Harper’s IDU appointment makes sense. It’s on-brand and right up his ideological alley. And as the 2012 World Statesman of the Year, he’s got the pedigree.
The fascinating part: Harper could be an effective advocate for righting the conservative ship in America and throughout the West precisely because he’s a more legitimate heir to the American right’s ideological and foreign policy traditions than the current US president himself.
A once and future ‘light to the world’
In 1997, as vice-president of Canada’s National Citizens Coalition, the then-future prime minister spoke to American conservatism’s international dimensions and its value around the world.
“Your country, and your conservative movement, is a light and an inspiration to people across the world,” Harper told a right-wing forum.

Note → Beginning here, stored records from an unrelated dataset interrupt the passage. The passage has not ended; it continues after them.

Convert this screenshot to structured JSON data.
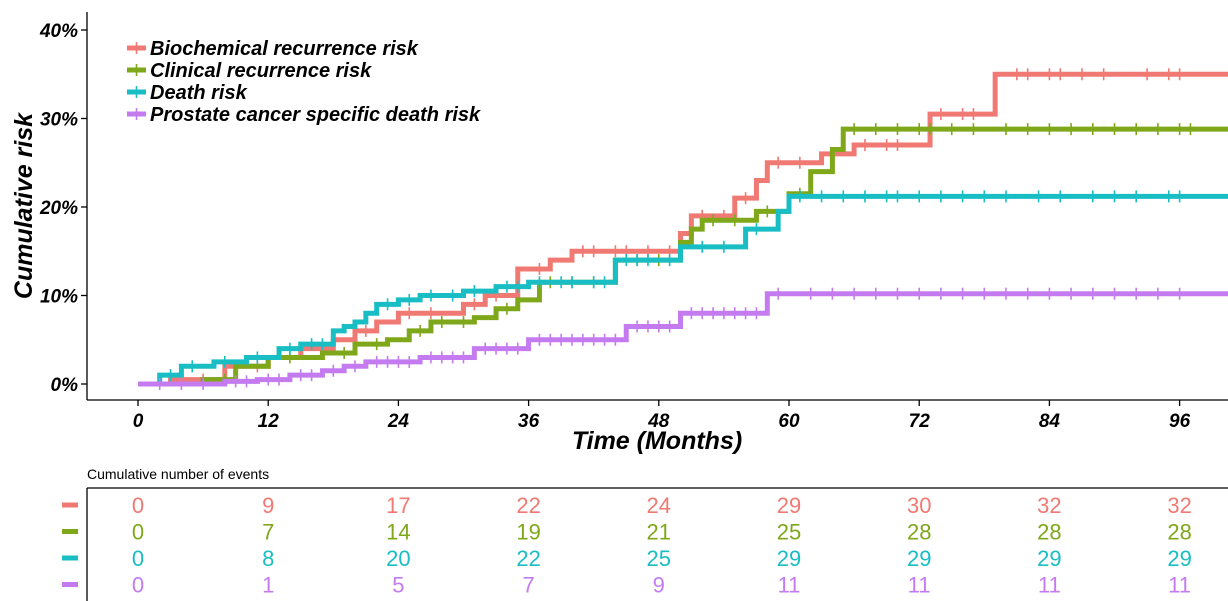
{
  "chart_data": {
    "type": "line",
    "subtype": "kaplan-meier-step",
    "title": "",
    "xlabel": "Time (Months)",
    "ylabel": "Cumulative risk",
    "xlim": [
      -10,
      100
    ],
    "ylim": [
      0,
      0.4
    ],
    "x_ticks": [
      0,
      12,
      24,
      36,
      48,
      60,
      72,
      84,
      96
    ],
    "x_tick_labels": [
      "0",
      "12",
      "24",
      "36",
      "48",
      "60",
      "72",
      "84",
      "96"
    ],
    "y_ticks": [
      0,
      0.1,
      0.2,
      0.3,
      0.4
    ],
    "y_tick_labels": [
      "0%",
      "10%",
      "20%",
      "30%",
      "40%"
    ],
    "grid": false,
    "legend_position": "top-left",
    "series": [
      {
        "name": "Biochemical recurrence risk",
        "color": "#F07A73",
        "steps": [
          [
            0,
            0
          ],
          [
            3,
            0.005
          ],
          [
            8,
            0.02
          ],
          [
            12,
            0.03
          ],
          [
            15,
            0.04
          ],
          [
            18,
            0.05
          ],
          [
            20,
            0.06
          ],
          [
            22,
            0.07
          ],
          [
            24,
            0.08
          ],
          [
            28,
            0.08
          ],
          [
            30,
            0.09
          ],
          [
            32,
            0.1
          ],
          [
            34,
            0.1
          ],
          [
            35,
            0.13
          ],
          [
            38,
            0.14
          ],
          [
            40,
            0.15
          ],
          [
            46,
            0.15
          ],
          [
            50,
            0.17
          ],
          [
            51,
            0.19
          ],
          [
            55,
            0.21
          ],
          [
            57,
            0.23
          ],
          [
            58,
            0.25
          ],
          [
            63,
            0.26
          ],
          [
            66,
            0.27
          ],
          [
            73,
            0.305
          ],
          [
            79,
            0.35
          ],
          [
            100,
            0.35
          ]
        ],
        "censor_times": [
          6,
          11,
          17,
          21,
          25,
          27,
          31,
          33,
          37,
          41,
          42,
          44,
          45,
          47,
          49,
          52,
          54,
          56,
          59,
          61,
          64,
          67,
          69,
          70,
          74,
          76,
          77,
          81,
          82,
          84,
          85,
          87,
          89,
          93,
          95,
          96
        ]
      },
      {
        "name": "Clinical recurrence risk",
        "color": "#7EA81A",
        "steps": [
          [
            0,
            0
          ],
          [
            6,
            0.005
          ],
          [
            9,
            0.02
          ],
          [
            12,
            0.03
          ],
          [
            17,
            0.035
          ],
          [
            20,
            0.045
          ],
          [
            23,
            0.05
          ],
          [
            25,
            0.06
          ],
          [
            27,
            0.07
          ],
          [
            31,
            0.075
          ],
          [
            33,
            0.085
          ],
          [
            35,
            0.095
          ],
          [
            37,
            0.115
          ],
          [
            44,
            0.14
          ],
          [
            50,
            0.16
          ],
          [
            51,
            0.175
          ],
          [
            52,
            0.185
          ],
          [
            57,
            0.195
          ],
          [
            60,
            0.215
          ],
          [
            62,
            0.24
          ],
          [
            64,
            0.265
          ],
          [
            65,
            0.288
          ],
          [
            100,
            0.288
          ]
        ],
        "censor_times": [
          8,
          14,
          19,
          22,
          26,
          28,
          30,
          34,
          38,
          40,
          42,
          46,
          48,
          53,
          55,
          58,
          61,
          66,
          68,
          70,
          72,
          73,
          75,
          77,
          80,
          82,
          84,
          86,
          88,
          90,
          92,
          94,
          96,
          97
        ]
      },
      {
        "name": "Death risk",
        "color": "#18BEC4",
        "steps": [
          [
            0,
            0
          ],
          [
            2,
            0.01
          ],
          [
            4,
            0.02
          ],
          [
            7,
            0.025
          ],
          [
            10,
            0.03
          ],
          [
            13,
            0.04
          ],
          [
            15,
            0.045
          ],
          [
            18,
            0.06
          ],
          [
            19,
            0.065
          ],
          [
            20,
            0.07
          ],
          [
            21,
            0.08
          ],
          [
            22,
            0.09
          ],
          [
            24,
            0.095
          ],
          [
            26,
            0.1
          ],
          [
            30,
            0.105
          ],
          [
            33,
            0.11
          ],
          [
            36,
            0.115
          ],
          [
            44,
            0.14
          ],
          [
            50,
            0.155
          ],
          [
            56,
            0.175
          ],
          [
            59,
            0.195
          ],
          [
            60,
            0.212
          ],
          [
            100,
            0.212
          ]
        ],
        "censor_times": [
          3,
          5,
          8,
          11,
          14,
          16,
          17,
          23,
          25,
          27,
          29,
          31,
          34,
          35,
          37,
          39,
          40,
          42,
          43,
          45,
          46,
          47,
          49,
          52,
          54,
          57,
          61,
          63,
          65,
          67,
          69,
          70,
          72,
          74,
          76,
          78,
          80,
          83,
          85,
          88,
          90,
          92,
          95,
          96
        ]
      },
      {
        "name": "Prostate cancer specific death risk",
        "color": "#C57BF0",
        "steps": [
          [
            0,
            0
          ],
          [
            8,
            0.003
          ],
          [
            11,
            0.005
          ],
          [
            14,
            0.01
          ],
          [
            17,
            0.015
          ],
          [
            19,
            0.02
          ],
          [
            21,
            0.025
          ],
          [
            26,
            0.03
          ],
          [
            31,
            0.04
          ],
          [
            36,
            0.05
          ],
          [
            45,
            0.065
          ],
          [
            50,
            0.08
          ],
          [
            58,
            0.102
          ],
          [
            100,
            0.102
          ]
        ],
        "censor_times": [
          2,
          4,
          6,
          9,
          10,
          12,
          13,
          15,
          16,
          18,
          20,
          22,
          23,
          24,
          25,
          27,
          28,
          29,
          30,
          32,
          33,
          34,
          35,
          37,
          38,
          39,
          40,
          41,
          42,
          43,
          44,
          46,
          47,
          48,
          49,
          51,
          52,
          53,
          54,
          55,
          56,
          57,
          59,
          62,
          64,
          66,
          68,
          70,
          72,
          74,
          76,
          78,
          80,
          82,
          84,
          86,
          88,
          90,
          92,
          94,
          96
        ]
      }
    ]
  },
  "risk_table": {
    "title": "Cumulative number of events",
    "times": [
      0,
      12,
      24,
      36,
      48,
      60,
      72,
      84,
      96
    ],
    "rows": [
      {
        "color": "#F07A73",
        "values": [
          "0",
          "9",
          "17",
          "22",
          "24",
          "29",
          "30",
          "32",
          "32"
        ]
      },
      {
        "color": "#7EA81A",
        "values": [
          "0",
          "7",
          "14",
          "19",
          "21",
          "25",
          "28",
          "28",
          "28"
        ]
      },
      {
        "color": "#18BEC4",
        "values": [
          "0",
          "8",
          "20",
          "22",
          "25",
          "29",
          "29",
          "29",
          "29"
        ]
      },
      {
        "color": "#C57BF0",
        "values": [
          "0",
          "1",
          "5",
          "7",
          "9",
          "11",
          "11",
          "11",
          "11"
        ]
      }
    ]
  }
}
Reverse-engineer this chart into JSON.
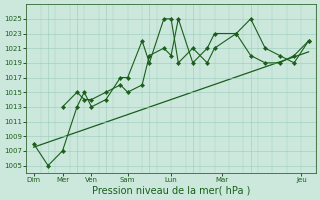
{
  "background_color": "#cce8dd",
  "grid_color": "#99ccbb",
  "line_color": "#1a5e1a",
  "xlabel": "Pression niveau de la mer( hPa )",
  "xlabel_fontsize": 7.0,
  "tick_color": "#1a5e1a",
  "tick_labelsize": 5.0,
  "ylim": [
    1004,
    1027
  ],
  "yticks": [
    1005,
    1007,
    1009,
    1011,
    1013,
    1015,
    1017,
    1019,
    1021,
    1023,
    1025
  ],
  "xlim": [
    0,
    20
  ],
  "xtick_pos": [
    0.5,
    2.5,
    4.5,
    7.0,
    10.0,
    13.5,
    19.0
  ],
  "xtick_lab": [
    "Dim",
    "Mer",
    "Ven",
    "Sam",
    "Lun",
    "Mar",
    "Jeu"
  ],
  "vline_pos": [
    1.5,
    3.5,
    5.5,
    8.5,
    11.5,
    15.5
  ],
  "series1_x": [
    0.5,
    1.5,
    2.5,
    3.5,
    4.0,
    4.5,
    5.5,
    6.5,
    7.0,
    8.0,
    8.5,
    9.5,
    10.0,
    10.5,
    11.5,
    12.5,
    13.0,
    14.5,
    15.5,
    16.5,
    17.5,
    18.5,
    19.5
  ],
  "series1_y": [
    1008,
    1005,
    1007,
    1013,
    1015,
    1013,
    1014,
    1017,
    1017,
    1022,
    1019,
    1025,
    1025,
    1019,
    1021,
    1019,
    1021,
    1023,
    1025,
    1021,
    1020,
    1019,
    1022
  ],
  "series2_x": [
    2.5,
    3.5,
    4.0,
    4.5,
    5.5,
    6.5,
    7.0,
    8.0,
    8.5,
    9.5,
    10.0,
    10.5,
    11.5,
    12.5,
    13.0,
    14.5,
    15.5,
    16.5,
    17.5,
    18.5,
    19.5
  ],
  "series2_y": [
    1013,
    1015,
    1014,
    1014,
    1015,
    1016,
    1015,
    1016,
    1020,
    1021,
    1020,
    1025,
    1019,
    1021,
    1023,
    1023,
    1020,
    1019,
    1019,
    1020,
    1022
  ],
  "trend_x": [
    0.5,
    19.5
  ],
  "trend_y": [
    1007.5,
    1020.5
  ],
  "figsize": [
    3.2,
    2.0
  ],
  "dpi": 100
}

He backed the rhetoric up with action both as prime minister and, more recently, in retirement from elective office.
As prime minister he was all in on George W. Bush’s freedom agenda, deploying scores of Canadian troops into the heart of the fight against al Qaeda and the Taliban in Afghanistan. He was one of very few leaders to stand up to Putin — that is, before some of them found their collective spine. And on domestic policy, he was more aligned with Republican orthodoxy than any prime minister in Canada’s history.
More recently, he’s been regularly engaging US audiences and decision makers on business issues, even weighing in on the ongoing negotiations to reform the North American Free Trade Agreement.
Harper has said he wants to use his IDU mandate to “address the concerns of frustrated conservatives in many countries [to ensure] they do not drift to extreme options.”
That toothpaste won’t easily go back into the tube. But Erin O’Toole, Canada’s Conservative shadow minister for foreign affairs, told OpenCanada recently he thinks Harper has the track record and relationships to keep the centre-right fires burning even amid a surge of authoritarianism around the world.
“Smart engagement — through enhanced trade, innovative aid, institution building and support for democratic values — leads to prosperity and security far more than policies of isolation and disengagement,” O’Toole said. “IDU can use Harper’s track record on those issues to support this approach for conservative political parties around the free world.”
Indeed, even now, there are positive elements that Harper can help the West’s conservative parties build upon. Andrew Scheer’s Tories in Canada show no signs of lurching far rightward, Angela Merkel weeks ago led a moderately conservative coalition to power in Germany, and a divided UK has kept any extreme positions from taking hold. But these parties pale in political and geo-strategic influence to their American counterpart, putting Harper’s task of resuscitating centre-right conservatism and refocusing its foreign policy vision on a steep incline.
The challenge will not be unfamiliar territory for Harper, however. He made a premiership out of tackling tough, polarizing foreign policy issues head on.
Harper’s embrace of military tradition, expenditure and expedition; his staunch support for Israel; his scepticism of multilateral talkfests; and his renowned habit of dressing down dictators are equally subjects of praise and scorn. They defined his tenure.
There are plenty of explanations given for that.
One is that foreign policy always made for good Conservative Party politics in Canada — plenty of ethnic votes in it, some said. Others claim that foreign policy is really the only ‘safe space’ left for conservatives in Canada and throughout the West. As Jordan Michael Smith wrote for World Affairs Journal: “Foreign policy is the only area in which Harper has been able to act on his ideals, mindful as he is of Canada’s profound affinity for such left-wing initiatives as universal health care, women’s reproductive rights, and gay marriage.”
There’s probably some truth to both explanations for Harper’s foreign policy stridency.
But neither of them explain why Harper would spend his well-earned (and surely permanent) retirement advocating for centre-right political principles with no votes for sale, against global political trend lines, and in direct opposition to the influence and inspiration of the president of the United States.
That leaves only one alternative. He’s a true believer in his ideals — and he’s going to live his own legacy as long as he can.